= Walter Brit =

14th-century author

Walter Brit (alternatively Brit, Brytte, or Brithus) (fl. 1390), was a fellow of Merton College, Oxford, and the reputed author of several works on astronomy and mathematics, as well as a treatise on surgery. He has also been described as a follower of John Wycliffe, and as author of a book, De auferendis clero possessionibus.

==Lollard identification issue==
In the 17th century, Anthony Wood identified Brit with Walter Brut, a layman of the diocese of Hereford, whose trial before Bishop Thomas Trevenant of Hereford in 1391 is related by John Foxe. Current scholarship regards the matter as still open, however.

Foxe prints the articles of heresy with which Brut was charged, the speech in which he defended himself, and his ultimate submission of his opinions to the determination of the church. Thirty-seven articles were then drawn up and sent to the University of Cambridge to be confuted. Brut, however, appears to have escaped further molestation.

==Attribution of scientific writings==
The work most frequently cited as Brit's is the Theorica Planetarum, which bears his name in two manuscripts in the Bodleian Library (Digby, xv. ff. 58 b-92, and Wood, 8 d, f. 93); it has also been claimed for Simon Bredon. Pederson considers it as Brit's.

The work in question, which begins with the words: Circulus ecentricus, circulus egresse cuspidis, et circulus egredientis centri idem sunt, is further to be distinguished from another treatise with the same title, of which the opening words are Circulus ecentricus, vel egresse cuspidis, vel egredientis centri, dicitur, and of which the authorship is shown by the notices collected by Baldassarre Boncompagni ( in Della Vita e delle Opere di Gherardo Cremonese e di Gherardo di Sabbionetta) to be really due to the younger Gerard of Cremona (Gerardus de Sabloneto) in the thirteenth century. The latter has been repeatedly confounded with the Theorica indifferently assigned by the bibliographers to Brit and Bredon.

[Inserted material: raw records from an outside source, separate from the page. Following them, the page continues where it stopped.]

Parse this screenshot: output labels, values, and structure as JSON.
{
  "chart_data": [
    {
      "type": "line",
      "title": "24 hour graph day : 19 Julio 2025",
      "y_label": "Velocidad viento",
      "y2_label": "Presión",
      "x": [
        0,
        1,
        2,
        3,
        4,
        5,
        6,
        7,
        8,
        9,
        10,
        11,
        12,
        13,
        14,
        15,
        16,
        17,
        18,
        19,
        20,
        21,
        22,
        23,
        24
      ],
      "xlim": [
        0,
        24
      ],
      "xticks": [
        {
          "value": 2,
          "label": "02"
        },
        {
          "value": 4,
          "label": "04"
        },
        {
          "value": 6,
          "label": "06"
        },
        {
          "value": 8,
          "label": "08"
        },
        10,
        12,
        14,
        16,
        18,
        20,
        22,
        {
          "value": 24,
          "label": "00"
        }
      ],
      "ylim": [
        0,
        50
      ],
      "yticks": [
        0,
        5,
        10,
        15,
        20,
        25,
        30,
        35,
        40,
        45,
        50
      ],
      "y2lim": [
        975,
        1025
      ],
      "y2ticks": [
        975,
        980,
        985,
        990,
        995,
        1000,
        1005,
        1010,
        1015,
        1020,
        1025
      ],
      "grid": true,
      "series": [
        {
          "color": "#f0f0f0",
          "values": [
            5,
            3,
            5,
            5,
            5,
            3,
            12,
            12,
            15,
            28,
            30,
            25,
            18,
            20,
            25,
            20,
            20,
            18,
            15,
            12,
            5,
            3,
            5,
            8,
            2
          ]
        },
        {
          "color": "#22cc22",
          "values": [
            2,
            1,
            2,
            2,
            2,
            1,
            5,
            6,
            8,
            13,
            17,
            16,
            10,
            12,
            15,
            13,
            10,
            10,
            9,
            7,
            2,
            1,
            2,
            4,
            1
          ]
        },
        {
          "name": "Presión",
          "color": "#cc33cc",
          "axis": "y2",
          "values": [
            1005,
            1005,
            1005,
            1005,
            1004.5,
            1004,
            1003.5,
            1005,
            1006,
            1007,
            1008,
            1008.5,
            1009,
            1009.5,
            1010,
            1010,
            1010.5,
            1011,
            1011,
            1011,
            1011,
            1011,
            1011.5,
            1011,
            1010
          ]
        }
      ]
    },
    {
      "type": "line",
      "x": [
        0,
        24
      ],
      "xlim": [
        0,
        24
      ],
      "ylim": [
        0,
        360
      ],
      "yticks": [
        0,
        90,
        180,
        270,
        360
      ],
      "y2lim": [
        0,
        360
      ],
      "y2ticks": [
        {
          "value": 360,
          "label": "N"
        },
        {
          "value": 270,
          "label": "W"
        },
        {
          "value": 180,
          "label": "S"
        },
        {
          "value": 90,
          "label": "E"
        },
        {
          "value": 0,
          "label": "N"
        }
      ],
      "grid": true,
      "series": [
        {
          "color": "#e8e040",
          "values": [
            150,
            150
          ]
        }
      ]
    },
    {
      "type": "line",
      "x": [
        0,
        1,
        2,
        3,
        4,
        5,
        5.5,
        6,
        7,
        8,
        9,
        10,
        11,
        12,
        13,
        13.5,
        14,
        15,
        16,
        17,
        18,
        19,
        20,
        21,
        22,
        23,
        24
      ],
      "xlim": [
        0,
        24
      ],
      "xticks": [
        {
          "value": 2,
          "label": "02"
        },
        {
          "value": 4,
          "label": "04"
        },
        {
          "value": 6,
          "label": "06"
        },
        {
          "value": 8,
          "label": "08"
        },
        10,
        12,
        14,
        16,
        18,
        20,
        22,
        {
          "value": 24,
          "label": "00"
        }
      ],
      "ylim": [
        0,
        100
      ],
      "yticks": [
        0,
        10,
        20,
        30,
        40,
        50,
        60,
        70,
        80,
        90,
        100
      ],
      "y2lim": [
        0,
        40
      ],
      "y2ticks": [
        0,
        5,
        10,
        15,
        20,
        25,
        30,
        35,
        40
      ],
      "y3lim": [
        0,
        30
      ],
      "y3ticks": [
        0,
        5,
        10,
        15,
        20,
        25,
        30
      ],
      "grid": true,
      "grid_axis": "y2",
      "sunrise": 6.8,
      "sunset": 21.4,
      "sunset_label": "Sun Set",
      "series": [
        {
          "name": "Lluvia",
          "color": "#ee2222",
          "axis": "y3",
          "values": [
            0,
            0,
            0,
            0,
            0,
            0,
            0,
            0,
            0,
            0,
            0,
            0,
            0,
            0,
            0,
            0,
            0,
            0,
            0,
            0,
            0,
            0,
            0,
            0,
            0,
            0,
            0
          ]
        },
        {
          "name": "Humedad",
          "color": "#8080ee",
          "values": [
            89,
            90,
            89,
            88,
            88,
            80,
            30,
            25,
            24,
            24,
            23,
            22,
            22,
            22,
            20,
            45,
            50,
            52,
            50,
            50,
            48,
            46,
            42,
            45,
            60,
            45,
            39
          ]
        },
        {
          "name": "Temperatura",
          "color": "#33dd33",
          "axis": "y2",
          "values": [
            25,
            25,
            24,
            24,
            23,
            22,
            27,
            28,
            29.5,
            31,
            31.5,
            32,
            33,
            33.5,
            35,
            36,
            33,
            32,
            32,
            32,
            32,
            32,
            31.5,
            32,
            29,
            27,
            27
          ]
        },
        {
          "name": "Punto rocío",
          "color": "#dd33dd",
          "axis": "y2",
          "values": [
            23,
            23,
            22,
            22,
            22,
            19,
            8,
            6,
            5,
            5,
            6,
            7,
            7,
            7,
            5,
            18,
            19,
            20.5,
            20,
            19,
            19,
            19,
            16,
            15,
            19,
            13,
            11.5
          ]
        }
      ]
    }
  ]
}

Another treatise mentioned by John Bale as the composition of Brit is the Theoremata Planetarum, which Thomas Tanner cites as that existing in the Digby MS. exc. f. 190 b (now f. 169 b). This manuscript dates from about the year 1300, and the work is by Johannes de Sacrobosco.

Finally, the Cirurgia Walteri Brit named in the ancient table of contents in another Digby MS. (xcviii. f. 1 b) has nothing corresponding to it in the volume itself but a set of English medical receipts whose author is not stated (f. 257).